Beaucoup de marques,peu d'élus


Selon une récente étude de Panel on the Web auprès d'un échantillon de 2 000 personnes, il ressort que bien peu de marques symbolisent réellement le luxe pour les Français. «Nous n'avons pas mesuré la notoriété des marques mais leur typicité », explique Philippe Jourdan, P-dg de Panel On the Web. Spontanément, 46 % des Français placent les grandes marques généralistes au sommet de cette Olympe. Au premier rang d'entre elles, Chanel, Dior et Louis Vuitton, des griffes adossées à des groupes et qui ont su développer des stratégies marketing sophistiquées, puissantes et internationales. Suit le secteur automobile, à 25,2 %, avec deux marques de voitures emblématiques, Ferrari et Rolls-Royce, entre lesquelles vient s'intercaler Mercedes. Une surprise pour cette marque dont le confort confère désormais au luxe. Le secteur de la bijouterie/montre/lunetterie tire bien son épingle du jeu, cité par 10,7 % de l'échantillon, avec des marques comme Cartier, Rolex et Van Cleef. En revanche, tous les autres secteurs descendent en dessous de 4 % de réponses spontanées. Même les parfums, qui pourtant font partie de la grande famille du luxe, ne sont pas les plus typiques de cet univers. Comme le constatait Marcel Frydman, président de Marionnaud, lors d'un récent colloque organisé par The French Luxury Marketing Council sur les enjeux de la distribution du luxe, « le parfum est un produit de consommation courante et accessible, dans nos pays du moins. Il permet aux consommatrices d'avoir l'impression de rentrer dans le monde du luxe, mais par la petite porte. » Les marques de luxe semblent donc bel et bien payer en image ce qu'elles ont gagné en chiffre d'affaires. Comment comprendre sinon la faiblesse de Montblanc, Lancel ou de Moët et Chandon.
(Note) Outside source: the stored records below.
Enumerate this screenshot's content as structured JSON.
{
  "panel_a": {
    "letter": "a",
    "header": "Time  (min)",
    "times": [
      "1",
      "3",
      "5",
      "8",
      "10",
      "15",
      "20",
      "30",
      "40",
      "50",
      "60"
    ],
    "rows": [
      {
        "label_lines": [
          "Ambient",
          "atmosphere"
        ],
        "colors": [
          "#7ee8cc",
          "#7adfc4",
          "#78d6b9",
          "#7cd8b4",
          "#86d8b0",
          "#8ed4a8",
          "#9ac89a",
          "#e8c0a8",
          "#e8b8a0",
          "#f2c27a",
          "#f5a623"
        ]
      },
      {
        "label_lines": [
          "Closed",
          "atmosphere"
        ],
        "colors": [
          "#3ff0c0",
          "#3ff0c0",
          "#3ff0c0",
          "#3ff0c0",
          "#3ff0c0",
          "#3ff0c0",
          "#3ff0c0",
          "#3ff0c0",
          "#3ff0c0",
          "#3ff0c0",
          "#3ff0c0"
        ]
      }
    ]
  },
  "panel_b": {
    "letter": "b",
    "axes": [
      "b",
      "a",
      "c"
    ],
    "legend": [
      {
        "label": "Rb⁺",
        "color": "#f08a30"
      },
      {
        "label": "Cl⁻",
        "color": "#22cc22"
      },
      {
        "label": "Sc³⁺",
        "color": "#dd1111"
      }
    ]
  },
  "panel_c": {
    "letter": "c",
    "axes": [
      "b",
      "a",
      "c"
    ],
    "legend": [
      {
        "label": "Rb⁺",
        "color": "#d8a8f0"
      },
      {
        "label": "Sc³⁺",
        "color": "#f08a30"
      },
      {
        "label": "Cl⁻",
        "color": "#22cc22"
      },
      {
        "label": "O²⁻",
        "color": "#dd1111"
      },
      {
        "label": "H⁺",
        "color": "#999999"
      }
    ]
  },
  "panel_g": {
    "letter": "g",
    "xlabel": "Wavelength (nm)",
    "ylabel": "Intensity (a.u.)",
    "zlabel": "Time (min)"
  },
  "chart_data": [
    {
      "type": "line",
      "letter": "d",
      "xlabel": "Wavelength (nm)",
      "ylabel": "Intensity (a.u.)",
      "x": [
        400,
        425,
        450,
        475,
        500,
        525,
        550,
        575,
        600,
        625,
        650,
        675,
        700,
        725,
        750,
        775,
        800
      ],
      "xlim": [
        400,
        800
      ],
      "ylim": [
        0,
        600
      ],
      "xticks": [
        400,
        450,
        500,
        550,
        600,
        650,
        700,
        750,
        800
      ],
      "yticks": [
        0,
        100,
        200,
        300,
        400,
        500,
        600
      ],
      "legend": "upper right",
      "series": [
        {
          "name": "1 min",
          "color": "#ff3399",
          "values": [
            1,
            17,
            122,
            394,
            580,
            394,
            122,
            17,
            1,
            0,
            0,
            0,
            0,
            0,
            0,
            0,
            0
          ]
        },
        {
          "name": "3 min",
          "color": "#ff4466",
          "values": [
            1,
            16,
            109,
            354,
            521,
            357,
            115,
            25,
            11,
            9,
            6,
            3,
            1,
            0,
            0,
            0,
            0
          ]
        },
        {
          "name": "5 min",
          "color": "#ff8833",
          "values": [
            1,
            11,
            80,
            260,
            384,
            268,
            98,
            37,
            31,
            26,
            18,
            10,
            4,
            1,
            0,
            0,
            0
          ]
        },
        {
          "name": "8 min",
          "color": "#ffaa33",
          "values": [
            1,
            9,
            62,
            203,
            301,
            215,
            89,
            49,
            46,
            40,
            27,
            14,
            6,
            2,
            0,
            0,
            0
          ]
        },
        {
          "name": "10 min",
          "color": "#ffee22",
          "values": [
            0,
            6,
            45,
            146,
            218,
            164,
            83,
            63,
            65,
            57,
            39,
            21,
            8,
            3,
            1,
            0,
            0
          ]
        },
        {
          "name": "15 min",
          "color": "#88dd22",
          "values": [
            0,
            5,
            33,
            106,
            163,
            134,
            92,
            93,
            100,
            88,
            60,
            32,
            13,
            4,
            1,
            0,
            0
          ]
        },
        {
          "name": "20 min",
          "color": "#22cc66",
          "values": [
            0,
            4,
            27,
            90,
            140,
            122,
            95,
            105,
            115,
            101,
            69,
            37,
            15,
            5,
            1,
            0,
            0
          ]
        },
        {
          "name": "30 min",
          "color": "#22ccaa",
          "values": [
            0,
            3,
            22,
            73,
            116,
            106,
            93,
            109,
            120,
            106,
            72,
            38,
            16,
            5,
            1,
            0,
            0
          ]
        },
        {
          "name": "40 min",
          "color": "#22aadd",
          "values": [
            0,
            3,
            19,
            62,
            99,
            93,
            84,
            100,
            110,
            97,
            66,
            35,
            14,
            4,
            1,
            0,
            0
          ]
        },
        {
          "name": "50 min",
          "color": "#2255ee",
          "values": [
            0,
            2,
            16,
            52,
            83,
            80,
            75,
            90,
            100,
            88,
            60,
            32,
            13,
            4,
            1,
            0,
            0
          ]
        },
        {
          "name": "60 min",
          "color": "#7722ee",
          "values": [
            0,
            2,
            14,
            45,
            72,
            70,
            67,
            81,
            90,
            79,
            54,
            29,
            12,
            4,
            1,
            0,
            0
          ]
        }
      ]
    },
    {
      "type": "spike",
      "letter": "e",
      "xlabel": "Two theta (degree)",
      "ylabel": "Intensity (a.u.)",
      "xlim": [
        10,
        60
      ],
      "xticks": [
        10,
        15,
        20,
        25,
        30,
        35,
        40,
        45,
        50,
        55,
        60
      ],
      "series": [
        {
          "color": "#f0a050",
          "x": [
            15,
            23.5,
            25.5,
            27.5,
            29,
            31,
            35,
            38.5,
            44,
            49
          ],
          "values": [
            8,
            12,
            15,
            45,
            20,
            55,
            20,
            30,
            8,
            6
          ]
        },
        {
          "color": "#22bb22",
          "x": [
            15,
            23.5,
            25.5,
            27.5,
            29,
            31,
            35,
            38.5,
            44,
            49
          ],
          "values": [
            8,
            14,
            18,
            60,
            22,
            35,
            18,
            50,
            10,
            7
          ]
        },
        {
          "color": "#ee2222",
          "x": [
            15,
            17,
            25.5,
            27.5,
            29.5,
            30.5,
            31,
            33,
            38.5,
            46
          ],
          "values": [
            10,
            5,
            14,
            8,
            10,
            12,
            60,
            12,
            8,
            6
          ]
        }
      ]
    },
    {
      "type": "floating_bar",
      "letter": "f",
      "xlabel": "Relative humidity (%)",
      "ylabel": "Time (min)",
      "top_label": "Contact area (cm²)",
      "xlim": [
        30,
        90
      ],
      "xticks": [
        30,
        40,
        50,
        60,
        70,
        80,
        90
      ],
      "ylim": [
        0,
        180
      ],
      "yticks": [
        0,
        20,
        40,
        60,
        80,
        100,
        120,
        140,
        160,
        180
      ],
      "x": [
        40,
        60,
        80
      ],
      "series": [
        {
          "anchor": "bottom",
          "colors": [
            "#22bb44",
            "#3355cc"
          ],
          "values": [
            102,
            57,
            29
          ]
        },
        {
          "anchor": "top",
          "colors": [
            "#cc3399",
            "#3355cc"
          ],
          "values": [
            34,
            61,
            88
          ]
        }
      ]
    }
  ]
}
Accessible, social ou intime ?


D'un point de vue macroéconomique, et si l'on s'en tient à la nomenclature classique du luxe, ce dernier touche aujourd'hui 38 millions de Français acheteurs, toutes marques confondues. Et, là encore, les attentes changent. Autrefois attachés à la fonction de marqueur social du luxe, les Français sont plus sensibles aux valeurs de plaisir et d'hédonisme auxquelles il permet d'accéder. Pour Interdeco, en partenariat avec l'agence Zénith Optimedia, TNS Secodip a réalisé une étude sur la consommation du luxe auprès de 20 000 personnes. L'étude porte sur dix-huit catégories de produits et 380 marques. Le produit le plus acheté après le parfum, qui arrive en tête notamment auprès des femmes, est la boisson. Viennent ensuite la maroquinerie et les accessoires. L'automobile de luxe occupe la base de la pyramide avec 3 % des achats. Trois profils de consommateurs se dessinent. Le profil de ceux qui consomment le “luxe accessible” est assez semblable à celui de la population française. Ils consomment surtout du soin, du parfum et des boissons. Ceux pour qui le “luxe est rare et social” (33 % des femmes, 26 % des femmes) achètent surtout des bijoux, de la maroquinerie, de la mode et des voitures de luxe. Bref, des produits qui ne sont pas accessibles à tout le monde et qui ont une dimension ostentatoire et statutaire. Enfin, pour le profil “le luxe est rare et intime” (10 % des acheteuses et 4 % des Français), les achats concernent des produits pour soi, utilisés dans la sphère du privé, comme la lingerie, les chaussures, le mobilier, les arts de la table.

Bien-être personnel


« Lorsque l'on demande aux consommateurs ce qui caractérise l'univers du luxe, ils citent spontanément l'excitation, la jouissance et le plaisir », explique Philippe Jourdan. Ce qui renvoie à un bénéfice immédiat, de nature émotionnelle, voire physique et individuelle. Viennent ensuite le voyage, le déplacement et le sentiment de liberté spatiale. Une dimension cohérente avec le sentiment que le “vrai” luxe aujourd'hui, c'est aussi avoir du temps, les moyens et les opportunités de voyager et de se déplacer. Enfin, et en troisième lieu, le luxe évoque le rêve, l'imagination et son paroxysme, le fantasme. A nouveau, le luxe est associé à une dimension fondamentale de la liberté humaine. Avec la possibilité de s'évader par le rêve et l'imagination, une dimension qui, d'ailleurs, est souvent mise en œuvre dans les créations publicitaires du secteur. Pour Philippe Jourdan, « il en découle une attitude vis-à-vis des produits de luxe marquée par l'émerveillement, le plaisir et la contemplation, mais aussi par le désir, l'envie et la convoitise, dans une moindre mesure. De l'avis des répondants, l'utilisateur de produits de luxe est soumis à deux motivations : l'être et l'avoir. » Une schyzophrénie ambiante qui ne plaide pas toujours en faveur du luxe.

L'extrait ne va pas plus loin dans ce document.